La finca de Juan Guillermo está llena de frutas. Todas hacen silencio. El aire está quieto. Una rama advierte el peso de un mango dulce. Ya casi. Las hojas quisieran alejarse y precipitarse en picada al cielo. Si las caídas fueran al revés caeríamos eternamente, pensó una guayaba. Viviríamos el vértigo intenso de un salto al vacío de un suicidio no consumado. ¿Qué será lo que le ocurre a las frutas? Llenas de pulpa, jugo y colores estallan frente a la levedad de las hojas. Se hastían de sí mismas y, saboteando su propia cercanía a Dios, prefieren perderlo todo en medio de los nidos podridos de las hojas muertas o en medio de las enzimas de los picos de los pájaros.

Un plátano le comentó a la guayaba. Es imposible escapar de nuestra propia naturaleza. Estamos hechas para ser provocadoras.

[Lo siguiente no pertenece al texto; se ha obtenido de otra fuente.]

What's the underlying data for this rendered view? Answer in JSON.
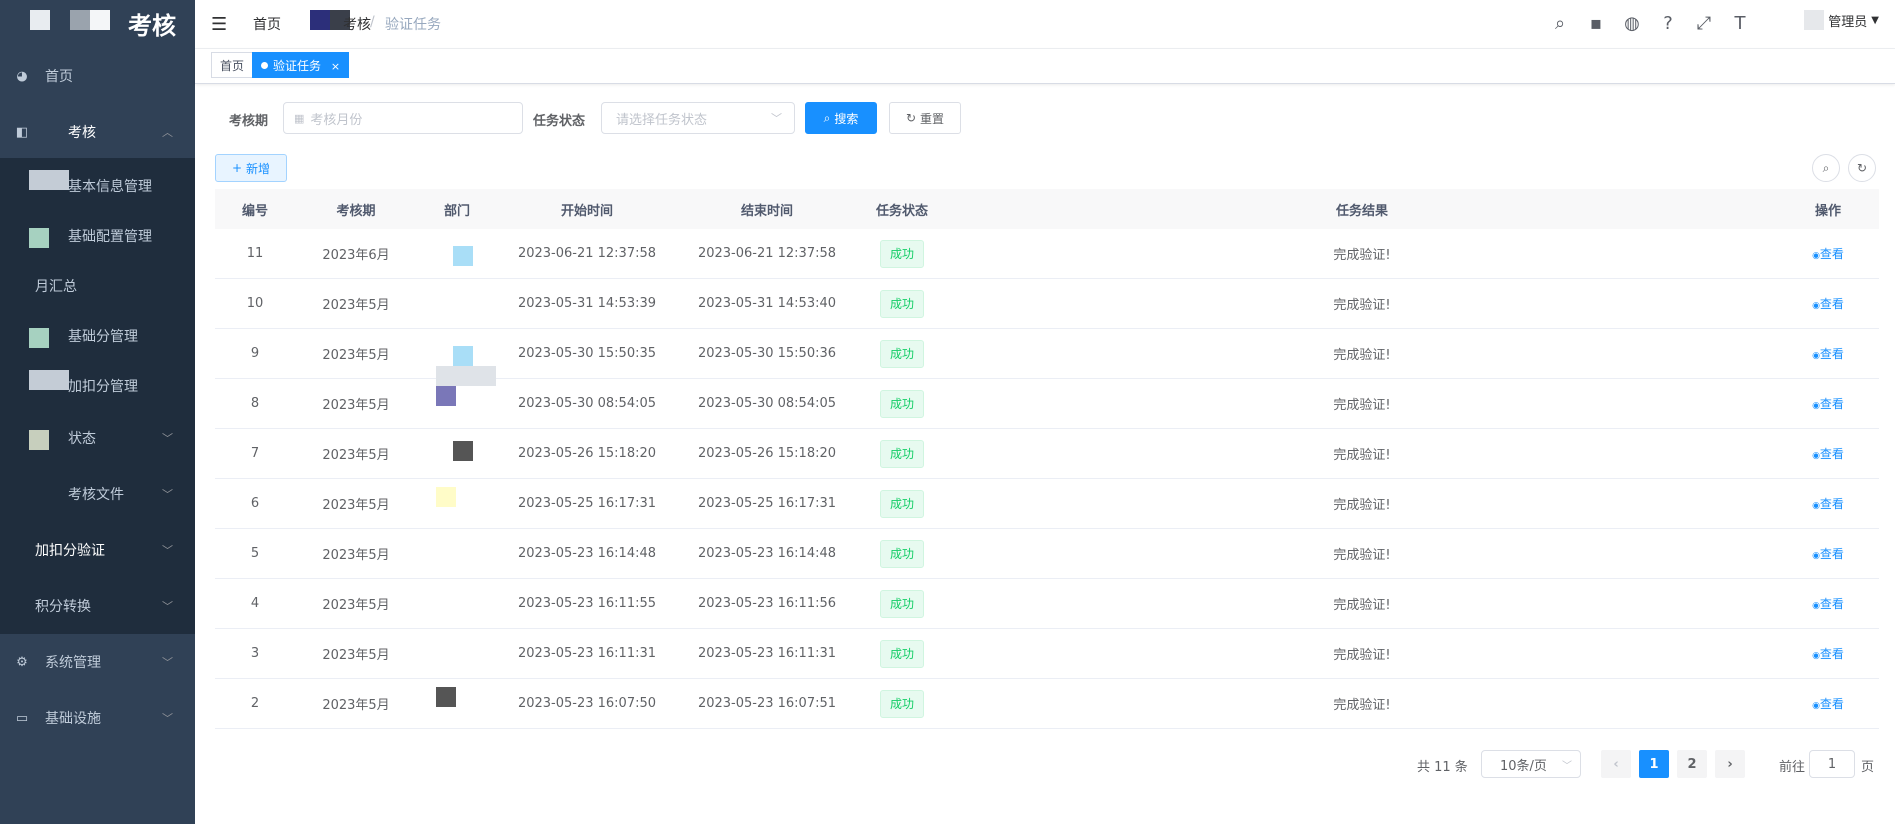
{
  "sidebar": {
    "title": "考核",
    "items": [
      {
        "label": "首页",
        "icon": "dashboard-icon"
      },
      {
        "label": "考核",
        "icon": "book-icon"
      },
      {
        "label": "基本信息管理"
      },
      {
        "label": "基础配置管理"
      },
      {
        "label": "月汇总"
      },
      {
        "label": "基础分管理"
      },
      {
        "label": "加扣分管理"
      },
      {
        "label": "状态"
      },
      {
        "label": "考核文件"
      },
      {
        "label": "加扣分验证"
      },
      {
        "label": "积分转换"
      },
      {
        "label": "系统管理",
        "icon": "gear-icon"
      },
      {
        "label": "基础设施",
        "icon": "monitor-icon"
      }
    ]
  },
  "navbar": {
    "breadcrumb": [
      "首页",
      "考核",
      "验证任务"
    ],
    "user": "管理员"
  },
  "tags": [
    {
      "label": "首页",
      "active": false
    },
    {
      "label": "验证任务",
      "active": true
    }
  ],
  "search": {
    "period_label": "考核期",
    "period_placeholder": "考核月份",
    "status_label": "任务状态",
    "status_placeholder": "请选择任务状态",
    "search_btn": "搜索",
    "reset_btn": "重置"
  },
  "toolbar": {
    "add_btn": "新增"
  },
  "table": {
    "headers": [
      "编号",
      "考核期",
      "部门",
      "开始时间",
      "结束时间",
      "任务状态",
      "任务结果",
      "操作"
    ],
    "rows": [
      {
        "id": "11",
        "period": "2023年6月",
        "start": "2023-06-21 12:37:58",
        "end": "2023-06-21 12:37:58",
        "status": "成功",
        "result": "完成验证!",
        "action": "查看"
      },
      {
        "id": "10",
        "period": "2023年5月",
        "start": "2023-05-31 14:53:39",
        "end": "2023-05-31 14:53:40",
        "status": "成功",
        "result": "完成验证!",
        "action": "查看"
      },
      {
        "id": "9",
        "period": "2023年5月",
        "start": "2023-05-30 15:50:35",
        "end": "2023-05-30 15:50:36",
        "status": "成功",
        "result": "完成验证!",
        "action": "查看"
      },
      {
        "id": "8",
        "period": "2023年5月",
        "start": "2023-05-30 08:54:05",
        "end": "2023-05-30 08:54:05",
        "status": "成功",
        "result": "完成验证!",
        "action": "查看"
      },
      {
        "id": "7",
        "period": "2023年5月",
        "start": "2023-05-26 15:18:20",
        "end": "2023-05-26 15:18:20",
        "status": "成功",
        "result": "完成验证!",
        "action": "查看"
      },
      {
        "id": "6",
        "period": "2023年5月",
        "start": "2023-05-25 16:17:31",
        "end": "2023-05-25 16:17:31",
        "status": "成功",
        "result": "完成验证!",
        "action": "查看"
      },
      {
        "id": "5",
        "period": "2023年5月",
        "start": "2023-05-23 16:14:48",
        "end": "2023-05-23 16:14:48",
        "status": "成功",
        "result": "完成验证!",
        "action": "查看"
      },
      {
        "id": "4",
        "period": "2023年5月",
        "start": "2023-05-23 16:11:55",
        "end": "2023-05-23 16:11:56",
        "status": "成功",
        "result": "完成验证!",
        "action": "查看"
      },
      {
        "id": "3",
        "period": "2023年5月",
        "start": "2023-05-23 16:11:31",
        "end": "2023-05-23 16:11:31",
        "status": "成功",
        "result": "完成验证!",
        "action": "查看"
      },
      {
        "id": "2",
        "period": "2023年5月",
        "start": "2023-05-23 16:07:50",
        "end": "2023-05-23 16:07:51",
        "status": "成功",
        "result": "完成验证!",
        "action": "查看"
      }
    ]
  },
  "pagination": {
    "total": "共 11 条",
    "page_size": "10条/页",
    "pages": [
      "1",
      "2"
    ],
    "current": "1",
    "goto_prefix": "前往",
    "goto_value": "1",
    "goto_suffix": "页"
  },
  "colors": {
    "sidebar_bg": "#304156",
    "primary": "#1890ff",
    "success": "#13ce66"
  }
}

Me duele el corazón. Me duele la pepa. Dice el aguacate, que acaba de oír a los limones hablar acerca de la reflexión del plátano. Nadie puede llorar, dice el limón mandarino. Nadie aquí puede llorar. No tenemos manos para abrir las cáscaras o para chuzarnos los ojos y vertir lágrimas. ¡No tenemos ojos siquiera! Nadie nos escucha, y todo sonido que nos rodea nos es ajeno. El golpe de la ciruela sobre las hojas no es de la ciruela, sino de las hojas raspándose contra el suelo. El salivar de las uchuvas  entre los dientes de Juan Guillermo es de la lengua y los dientes de Juan Guillermo. Nada nos pertenece, dice una toronja asomándose entre las uchuvas. A lo único que podemos aferrarnos es a nuestra propia materia y pulpa porque ni la cáscara, dirían los zapotes o los anones, nos acompaña hasta el final.

La finca de Juan Guillermo está llena de frutas. Todas hacen silencio. El aire está quieto. Una rama advierte el peso de un mango dulce. Juan Guillermo se acercó al palo y revisó los mangos de las primeras ramas. Colocó la canasta sobre el suelo, junto a las hojas muertas y preparó la vara para bajar la fruta. El mango dulce; nítido entre las hojas verdes. Un par de espejos amarillos de sol brillan sobre su cáscara. A su lado había un ramal lleno de flores. ¿Para qué te vas? Preguntó una flor de limón. ¿Para qué te vas? ¿Por qué tu árbol no cuida de ti? Te has convertido en un peso tan gordo y amarillo que no existe savia que satisfaga tu pulpa. Rieron las flores mangíferas magníficas y la flor del limón; desde los platanales, la musa paradisiaca y las flores del granadino se carcajearon. El mango se soltó.

En el suelo había una guayaba amarilla y madura. Sobre su geometría aun intacta había varios puntos negros y un par de hormigas. Un gusano asomó de entre la pulpa madura y le habló a las flores. No habrá jamás un árbol que cuide la caída de sus frutas. Como no habrá jamás un mango que custodie las flores de su fruto ni flores que reclamen sus semillas. Los árboles jamás recordarán que alguna vez fueron semillas, ni los limones que fueron flores, ni las semillas que una vez serán las ramas y las nuevas flores de los viejos frutos. De los frutos muertos.